This Day in History – 29 Sivan/June 27

In 2450/1311 B.C.E., Moshe Rabbeinu sent the meraglim to Eretz Yisrael.

In 5701/1941, within a few days of theireffort to invade Russian-occupied territory, the Nazis overran Vilna, Kovno, Bialystok and Riga, thereby closing the famed Slabodka and Telshe yeshivos, among others. The invasion brought about massive pogroms by the local populations in which thousands were killed.


 

Yahrtzeiten

5666/1906, Harav Moshe Nachum Yerushlamsky, zt”l, Rav of Kielce and mechaber of Minchas Moshe, Birkas Moshe and Be’er Moshe

5673/1913, Harav Shlomo Danah of Tunis, zt”l, Rosh Yeshivas Chevras HaTalmud and mechaber of Shalmei Todah

5684/1924, Dr. Yaakov Yisrael de Haan, Hy”d, the famous baal teshuvah and askan for Agudas Yisrael before the founding of the State of Israel. He was assassinated by the Zionists for his activities.


 

Shaar blatt of sefer Zichron Shmuel.
Shaar blatt of sefer Zichron Shmuel.

5607/1847

Harav Shmuel Shmaryahu Heine of Ostrovtza, zt”l

Harav Shmuel Shmaryahu Heine was born in 5518/1758. He was the son of Harav Yaakov of Zhvalin, a grandson of Harav Shmuel of Fiorda (mechaber of Beis Shmuel on Even HaEzer). He was also a descendant of the Rema.

Reb Shmuel was a talmid of the Kozhnitzer Maggid, the Chozeh of Lublin and the Yehudi Hakadosh of Peshischa.

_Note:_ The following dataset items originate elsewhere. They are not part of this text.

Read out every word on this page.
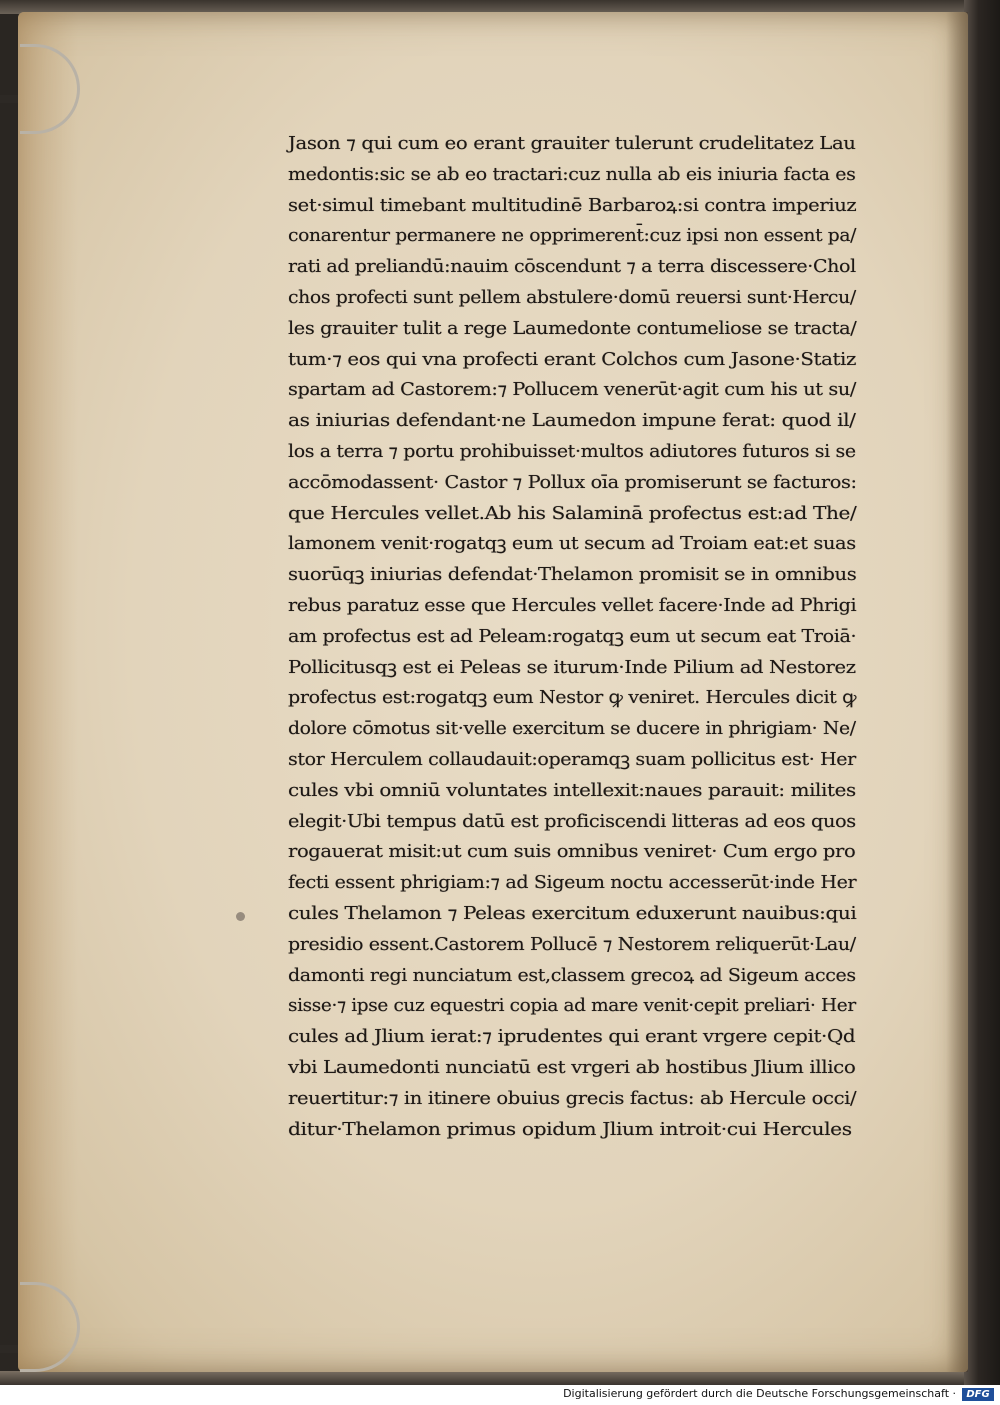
Jason ⁊ qui cum eo erant grauiter tulerunt crudelitatez Lau
medontis:sic se ab eo tractari:cuz nulla ab eis iniuria facta es
set·simul timebant multitudinē Barbaroꝝ:si contra imperiuz
conarentur permanere ne opprimerent̄:cuz ipsi non essent pa/
rati ad preliandū:nauim cōscendunt ⁊ a terra discessere·Chol
chos profecti sunt pellem abstulere·domū reuersi sunt·Hercu/
les grauiter tulit a rege Laumedonte contumeliose se tracta/
tum·⁊ eos qui vna profecti erant Colchos cum Jasone·Statiz
spartam ad Castorem:⁊ Pollucem venerūt·agit cum his ut su/
as iniurias defendant·ne Laumedon impune ferat: quod il/
los a terra ⁊ portu prohibuisset·multos adiutores futuros si se
accōmodassent· Castor ⁊ Pollux oīa promiserunt se facturos:
que Hercules vellet.Ab his Salaminā profectus est:ad The/
lamonem venit·rogatqꝫ eum ut secum ad Troiam eat:et suas
suorūqꝫ iniurias defendat·Thelamon promisit se in omnibus
rebus paratuz esse que Hercules vellet facere·Inde ad Phrigi
am profectus est ad Peleam:rogatqꝫ eum ut secum eat Troiā·
Pollicitusqꝫ est ei Peleas se iturum·Inde Pilium ad Nestorez
profectus est:rogatqꝫ eum Nestor ꝙ veniret. Hercules dicit ꝙ
dolore cōmotus sit·velle exercitum se ducere in phrigiam· Ne/
stor Herculem collaudauit:operamqꝫ suam pollicitus est· Her
cules vbi omniū voluntates intellexit:naues parauit: milites
elegit·Ubi tempus datū est proficiscendi litteras ad eos quos
rogauerat misit:ut cum suis omnibus veniret· Cum ergo pro
fecti essent phrigiam:⁊ ad Sigeum noctu accesserūt·inde Her
cules Thelamon ⁊ Peleas exercitum eduxerunt nauibus:qui
presidio essent.Castorem Pollucē ⁊ Nestorem reliquerūt·Lau/
damonti regi nunciatum est,classem grecoꝝ ad Sigeum acces
sisse·⁊ ipse cuz equestri copia ad mare venit·cepit preliari· Her
cules ad Jlium ierat:⁊ iprudentes qui erant vrgere cepit·Qd
vbi Laumedonti nunciatū est vrgeri ab hostibus Jlium illico
reuertitur:⁊ in itinere obuius grecis factus: ab Hercule occi/
ditur·Thelamon primus opidum Jlium introit·cui Hercules
Digitalisierung gefördert durch die Deutsche Forschungsgemeinschaft ·	DFG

After their petirah, he traveled to Harav Yerachmiel of Peshischa and Harav Moshe Elyakim Biyeh of Kozhnitz.

Reb Shmuel served as Rav in Ostrovtza for close to 50 years. He was also Rosh Yeshivah in the city, teaching multitudes of bachurim. Among the more famous: Harav Shimshon, Rav of Kintzk; Harav Dov Berish, Rav of Zelichov; and Harav Moshe Yehudah, Rav of Konstantin.

Reb Shmuel was niftar on 29 Sivan, Erev Rosh Chodesh Tammuz, 5607/1847 at the age of 89, and buried in Ostrovtza.

He wrote many chiddushim on the Torah and in drush, including divrei Torah from his Rebbes that were unknown — he serves as the only source for these divrei Torah. They were published some 80 years after his petirah by his grandsons as Zichron Shmuel.

The sefer carries the haskamos of many of the generation’s foremost Gedolim, zt”l: Harav Meir Yechiel of Ostrovtza, the Knesses Yechezkel of Radomsk, Harav Shalom Mordechai of Brezhan, and others.

Zecher tzaddik livrachah.


 

Members of the construction corps hanging a telegraph wire in 1864. (Library of Congress)
Members of the construction corps hanging a telegraph wire in 1864. (Library of Congress)

June 27

In 1846, New York and Boston were linked by telegraph wires.

In 1864, Confederate forces repelled a frontal assault by Union troops in the Civil War Battle of Kennesaw Mountain in Georgia.

In 1944, during World War II, American forces liberated the French port of Cherbourg from the Germans.

In 1950, the U.N. Security Council passed a resolution calling on member nations to help South Korea repel an invasion from the North.

In 1963, President John F. Kennedy spent the first full day of a visit to Ireland, the land of his ancestors, stopping by the County Wexford home of his great-grandfather, Patrick Kennedy, who’d emigrated to America in 1848.

In 1974, President Richard Nixon opened an official visit to the Soviet Union.

In 1991, Supreme Court Justice Thurgood Marshall, the first black jurist to sit on
the nation’s highest court, announced his retirement.